Quantitative broadband chemical sensing in air-suspended solid-core fibers

We demonstrate a quantitative broadband fiber sensor based on evanescent-field sensing in the cladding holes of an air-suspended solid-core photonic crystal fiber. We discuss the fabrication process, together with the structural and optical characterization of a range of different fibers. Measured mode profiles are in good agreement with finite element method calculations made without free parameters. The fraction of the light in the hollow cladding can be tuned via the core diameter of the fiber. Dispersion measurements are in excellent agreement with theory and demonstrate tuning of the zero dispersion wavelength via the core diameter. Optimum design parameters for absorption sensors are discussed using a general parameter diagram. From our analysis, we estimate that a sensitivity increase of three orders of magnitude is feasible compared to standard cuvette measurements. Our study applies to both liquid and gas fiber sensors.

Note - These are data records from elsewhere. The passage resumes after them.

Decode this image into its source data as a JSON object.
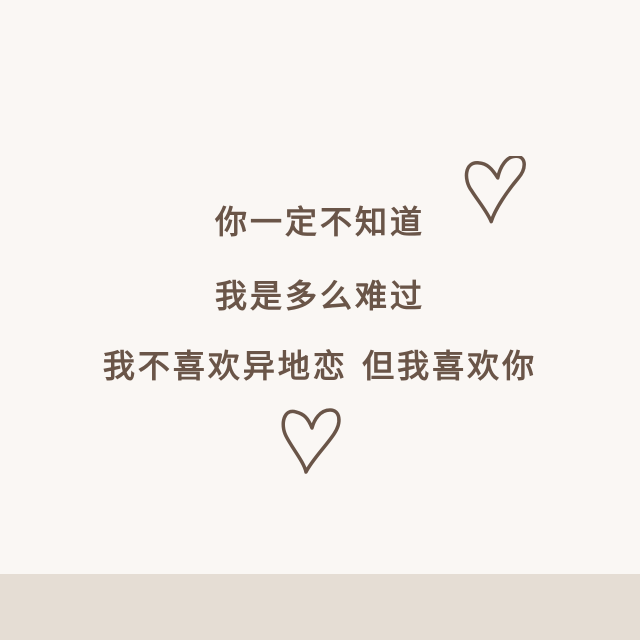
{
  "lines": {
    "line1": "你一定不知道",
    "line2": "我是多么难过",
    "line3": "我不喜欢异地恋  但我喜欢你"
  },
  "icons": {
    "top": "heart-icon",
    "bottom": "heart-icon"
  },
  "colors": {
    "background": "#faf7f4",
    "text": "#6a5548",
    "heart_stroke": "#6a5548",
    "bottom_band": "#e5ddd4"
  }
}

We demonstrate the applicability of our results to liquid chemical sensing by measuring the broad absorption peak of an aqueous NiCl2 solution. We find excellent agreement with the reference spectrum measured in a standard cuvette, even though the sample volume has decreased by three orders of magnitude. Our results demonstrate that air-suspended solid-core photonic crystal fibers can be used in quantitative broadband chemical-sensing measurements. (C) 2008 American Institute of Physics.